La protection de la santé peut justifier la restriction de certaines libertés

Certaines mesures annoncées par le premier ministre le 14 mars pourraient être interprétées comme étant privatives de libertés individuelles et collectives. Les lieux de culte, par exemple, restent ouverts, mais les rassemblements et les cérémonies sont reportés. On pourrait considérer qu’il s’agit là d’une atteinte aux principes définis à l’article 18 de la Déclaration universelle des droits de l’Homme garantissant à toute personne « la liberté de manifester sa religion ou sa conviction individuellement ou collectivement, en public ou en privé, par le culte, l’enseignement, les pratiques et l’accomplissement des rites. ». Personne, je pense ne brandira à l’égard des pouvoirs publics l’accusation d’avoir porté atteinte ainsi à ces valeurs. Mais il est aussi intéressant de se souvenir que le Conseil constitutionnel a déjà considéré, par exemple, que la protection de la santé prévalait sur un principe fondamental en termes de liberté, à savoir le droit de grève.  

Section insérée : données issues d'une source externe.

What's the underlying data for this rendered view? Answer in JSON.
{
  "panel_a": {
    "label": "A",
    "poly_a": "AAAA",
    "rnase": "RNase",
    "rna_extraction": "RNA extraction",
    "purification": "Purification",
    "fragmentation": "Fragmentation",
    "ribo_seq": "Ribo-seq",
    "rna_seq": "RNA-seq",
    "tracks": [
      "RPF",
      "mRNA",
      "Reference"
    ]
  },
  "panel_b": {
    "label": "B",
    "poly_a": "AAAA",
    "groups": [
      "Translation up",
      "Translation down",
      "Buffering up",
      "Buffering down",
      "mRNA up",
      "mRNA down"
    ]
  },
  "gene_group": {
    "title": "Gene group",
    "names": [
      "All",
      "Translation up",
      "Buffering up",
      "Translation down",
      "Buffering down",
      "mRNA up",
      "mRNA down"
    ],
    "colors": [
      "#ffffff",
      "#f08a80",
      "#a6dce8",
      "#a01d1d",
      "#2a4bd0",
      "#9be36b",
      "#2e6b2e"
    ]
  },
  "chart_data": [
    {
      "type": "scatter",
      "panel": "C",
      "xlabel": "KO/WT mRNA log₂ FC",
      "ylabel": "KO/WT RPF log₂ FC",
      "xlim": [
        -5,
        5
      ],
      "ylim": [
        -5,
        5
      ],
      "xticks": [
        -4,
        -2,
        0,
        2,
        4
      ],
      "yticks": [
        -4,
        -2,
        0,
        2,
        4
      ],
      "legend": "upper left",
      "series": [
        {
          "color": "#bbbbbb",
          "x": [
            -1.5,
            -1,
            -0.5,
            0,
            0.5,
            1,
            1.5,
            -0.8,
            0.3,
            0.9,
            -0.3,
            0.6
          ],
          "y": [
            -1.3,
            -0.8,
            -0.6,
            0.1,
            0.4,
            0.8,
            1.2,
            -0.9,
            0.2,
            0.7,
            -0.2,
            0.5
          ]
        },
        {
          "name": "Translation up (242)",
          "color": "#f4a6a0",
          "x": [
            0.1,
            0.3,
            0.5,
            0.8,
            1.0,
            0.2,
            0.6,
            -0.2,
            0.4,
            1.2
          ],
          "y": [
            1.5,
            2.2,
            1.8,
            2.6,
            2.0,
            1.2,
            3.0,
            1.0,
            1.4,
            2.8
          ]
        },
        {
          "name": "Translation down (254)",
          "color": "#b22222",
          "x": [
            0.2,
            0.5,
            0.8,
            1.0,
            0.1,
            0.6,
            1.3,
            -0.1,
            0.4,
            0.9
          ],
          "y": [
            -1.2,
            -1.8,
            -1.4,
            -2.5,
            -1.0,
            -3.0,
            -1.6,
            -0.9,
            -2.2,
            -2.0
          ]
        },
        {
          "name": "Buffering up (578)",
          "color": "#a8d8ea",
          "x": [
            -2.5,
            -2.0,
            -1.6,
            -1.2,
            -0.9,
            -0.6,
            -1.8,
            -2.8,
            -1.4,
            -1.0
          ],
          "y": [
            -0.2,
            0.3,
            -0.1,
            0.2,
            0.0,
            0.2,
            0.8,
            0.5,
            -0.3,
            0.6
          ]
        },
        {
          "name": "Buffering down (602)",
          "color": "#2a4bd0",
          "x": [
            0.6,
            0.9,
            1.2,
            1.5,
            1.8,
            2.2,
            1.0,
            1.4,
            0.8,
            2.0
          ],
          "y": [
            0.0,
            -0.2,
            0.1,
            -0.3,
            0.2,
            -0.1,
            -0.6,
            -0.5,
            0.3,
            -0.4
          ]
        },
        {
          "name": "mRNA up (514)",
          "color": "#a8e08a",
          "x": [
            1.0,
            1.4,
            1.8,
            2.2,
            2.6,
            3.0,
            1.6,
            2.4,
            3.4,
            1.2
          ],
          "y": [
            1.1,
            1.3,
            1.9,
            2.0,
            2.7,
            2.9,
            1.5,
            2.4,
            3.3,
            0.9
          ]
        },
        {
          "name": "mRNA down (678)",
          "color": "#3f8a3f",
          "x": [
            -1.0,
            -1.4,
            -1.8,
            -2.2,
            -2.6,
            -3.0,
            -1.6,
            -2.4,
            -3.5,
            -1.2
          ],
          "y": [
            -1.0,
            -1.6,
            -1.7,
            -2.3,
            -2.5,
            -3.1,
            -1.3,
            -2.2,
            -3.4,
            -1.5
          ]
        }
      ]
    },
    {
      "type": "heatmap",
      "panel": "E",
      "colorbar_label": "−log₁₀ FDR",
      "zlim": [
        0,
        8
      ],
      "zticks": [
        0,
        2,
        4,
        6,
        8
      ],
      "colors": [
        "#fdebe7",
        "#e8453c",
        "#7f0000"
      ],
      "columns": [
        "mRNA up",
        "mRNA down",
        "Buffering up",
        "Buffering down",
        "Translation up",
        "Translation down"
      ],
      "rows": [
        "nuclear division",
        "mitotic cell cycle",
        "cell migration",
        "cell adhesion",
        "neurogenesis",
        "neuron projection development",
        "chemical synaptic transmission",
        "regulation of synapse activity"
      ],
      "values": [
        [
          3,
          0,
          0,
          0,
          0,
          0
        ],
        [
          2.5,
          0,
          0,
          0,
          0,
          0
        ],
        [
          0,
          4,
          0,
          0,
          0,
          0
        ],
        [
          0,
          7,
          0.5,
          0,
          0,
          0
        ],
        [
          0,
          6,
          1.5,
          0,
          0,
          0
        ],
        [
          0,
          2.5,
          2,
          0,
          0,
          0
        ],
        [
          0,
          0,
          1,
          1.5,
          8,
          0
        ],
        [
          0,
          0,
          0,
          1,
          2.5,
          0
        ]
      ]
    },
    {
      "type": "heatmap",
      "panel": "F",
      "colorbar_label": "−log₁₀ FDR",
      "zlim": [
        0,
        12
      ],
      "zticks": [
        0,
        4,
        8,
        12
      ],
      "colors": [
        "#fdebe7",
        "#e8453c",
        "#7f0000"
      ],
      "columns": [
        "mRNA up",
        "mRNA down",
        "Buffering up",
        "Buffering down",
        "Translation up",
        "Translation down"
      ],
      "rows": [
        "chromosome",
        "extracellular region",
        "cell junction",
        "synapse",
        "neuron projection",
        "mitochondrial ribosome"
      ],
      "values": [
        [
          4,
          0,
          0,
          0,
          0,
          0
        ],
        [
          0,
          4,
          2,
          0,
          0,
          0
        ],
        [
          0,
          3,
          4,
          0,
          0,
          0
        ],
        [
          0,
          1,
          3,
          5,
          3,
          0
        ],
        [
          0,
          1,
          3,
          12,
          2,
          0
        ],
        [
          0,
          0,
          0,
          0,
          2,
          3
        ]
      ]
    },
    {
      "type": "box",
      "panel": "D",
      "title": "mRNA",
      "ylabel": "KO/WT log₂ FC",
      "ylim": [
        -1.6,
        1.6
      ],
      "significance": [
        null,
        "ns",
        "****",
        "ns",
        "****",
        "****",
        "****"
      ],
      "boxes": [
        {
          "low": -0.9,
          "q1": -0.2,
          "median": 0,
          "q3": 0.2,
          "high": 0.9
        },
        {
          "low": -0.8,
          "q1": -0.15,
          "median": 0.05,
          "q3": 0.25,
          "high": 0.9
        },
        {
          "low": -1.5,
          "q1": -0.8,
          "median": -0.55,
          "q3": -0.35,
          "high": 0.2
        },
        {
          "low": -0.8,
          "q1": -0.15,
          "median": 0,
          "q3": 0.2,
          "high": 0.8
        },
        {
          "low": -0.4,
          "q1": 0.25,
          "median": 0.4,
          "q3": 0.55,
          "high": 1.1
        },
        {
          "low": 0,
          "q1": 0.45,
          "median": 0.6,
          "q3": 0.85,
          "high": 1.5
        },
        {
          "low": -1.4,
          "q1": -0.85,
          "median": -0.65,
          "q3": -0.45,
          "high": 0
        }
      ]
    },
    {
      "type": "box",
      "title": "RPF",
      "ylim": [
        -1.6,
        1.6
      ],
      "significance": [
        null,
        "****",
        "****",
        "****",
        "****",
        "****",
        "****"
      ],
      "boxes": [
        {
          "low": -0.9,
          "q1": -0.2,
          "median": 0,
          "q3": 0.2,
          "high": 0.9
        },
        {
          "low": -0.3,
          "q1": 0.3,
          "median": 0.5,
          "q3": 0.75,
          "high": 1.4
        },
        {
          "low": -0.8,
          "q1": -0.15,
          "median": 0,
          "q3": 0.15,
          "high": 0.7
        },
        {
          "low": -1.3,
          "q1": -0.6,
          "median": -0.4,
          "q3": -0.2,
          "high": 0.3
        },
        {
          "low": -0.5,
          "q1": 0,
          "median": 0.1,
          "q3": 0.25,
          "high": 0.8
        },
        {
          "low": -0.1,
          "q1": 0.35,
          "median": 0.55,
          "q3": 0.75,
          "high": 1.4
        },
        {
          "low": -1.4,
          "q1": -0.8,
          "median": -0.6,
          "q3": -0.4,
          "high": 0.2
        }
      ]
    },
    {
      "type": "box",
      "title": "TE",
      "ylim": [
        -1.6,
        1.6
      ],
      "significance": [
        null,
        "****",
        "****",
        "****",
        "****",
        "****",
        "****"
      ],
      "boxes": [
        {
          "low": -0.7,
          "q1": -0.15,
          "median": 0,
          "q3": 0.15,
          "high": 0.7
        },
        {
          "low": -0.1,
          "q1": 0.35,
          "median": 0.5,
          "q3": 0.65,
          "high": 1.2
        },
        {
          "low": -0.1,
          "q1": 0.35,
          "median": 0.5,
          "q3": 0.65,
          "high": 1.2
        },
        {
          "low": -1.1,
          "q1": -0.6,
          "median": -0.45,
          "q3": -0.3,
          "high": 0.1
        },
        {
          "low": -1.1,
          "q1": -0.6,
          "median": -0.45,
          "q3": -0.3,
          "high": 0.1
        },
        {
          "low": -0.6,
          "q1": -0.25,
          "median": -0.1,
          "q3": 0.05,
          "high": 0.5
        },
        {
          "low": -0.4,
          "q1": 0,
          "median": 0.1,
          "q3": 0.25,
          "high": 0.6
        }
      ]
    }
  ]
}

C’est ainsi que, dans sa décision concernant la loi sur la protection et le contrôle des matières nucléaires (Décision 80-117 DC du 22 juillet 1980), le Conseil constitutionnel a considéré que la reconnaissance du droit de grève (qui lui aussi a valeur constitutionnelle) « ne saurait avoir pour effet de faire obstacle au pouvoir du législateur d’apporter à ce droit les limitations nécessaires en vue d’assurer la protection de la santé ».

Certes, les exemples cités précédemment, concernent des textes de loi qui ont donc été adoptés par le législateur, mais la partie législative du code de la santé publique prévoit justement (art. L. 3131-1, CSP) qu’« en cas de menace sanitaire grave appelant des mesures d’urgence, notamment en cas de menace d’épidémie, le ministre chargé de la santé peut, par arrêté motivé, prescrire dans l’intérêt de la santé publique toute mesure proportionnée aux risques courus et appropriée aux circonstances de temps et de lieu afin de prévenir et de limiter les conséquences des menaces possibles sur la santé de la population. » Il faut noter que cette possibilité donnée au ministre chargée de la santé n’est assortie d’aucune restriction précise, sinon que la mesure prise soit proportionnée aux risques courus et appropriée aux circonstances de temps et de lieu. C’est d’ailleurs, sur le fondement de cet article qu’ont été déjà pris différents textes au cours de ces derniers jours.

Enfin, il faut rappeler que notre législation sanitaire prévoit des dispositions qui s’opposent à la manifestation d’une liberté individuelle lorsqu’il s’agit de garantir la protection de la santé. Il en est par exemple ainsi de l’obligation de vaccination (art. L. 3111-2, CSP) qui s’oppose au principe du consentement protègeant l’inviolabilité du corps humain affirmé à l’article 16-1 du code civil.

 

En conclusion

Les nécessaires mesures qui sont prises aujourd’hui par le gouvernement pour réduire les risques de diffusion du coronavirus ne soulèvent à juste raison aucune contestation bien qu’elles peuvent porter atteinte à un certain nombre de principes économiques et qu’elles privent la manifestation de nos libertés individuelles et collectives. Il est intéressant de constater, à travers quelques exemples, que la protection de la santé de nos concitoyens passe, d’une manière générale, avant tout autre principe fusse-t-il constitutionnel.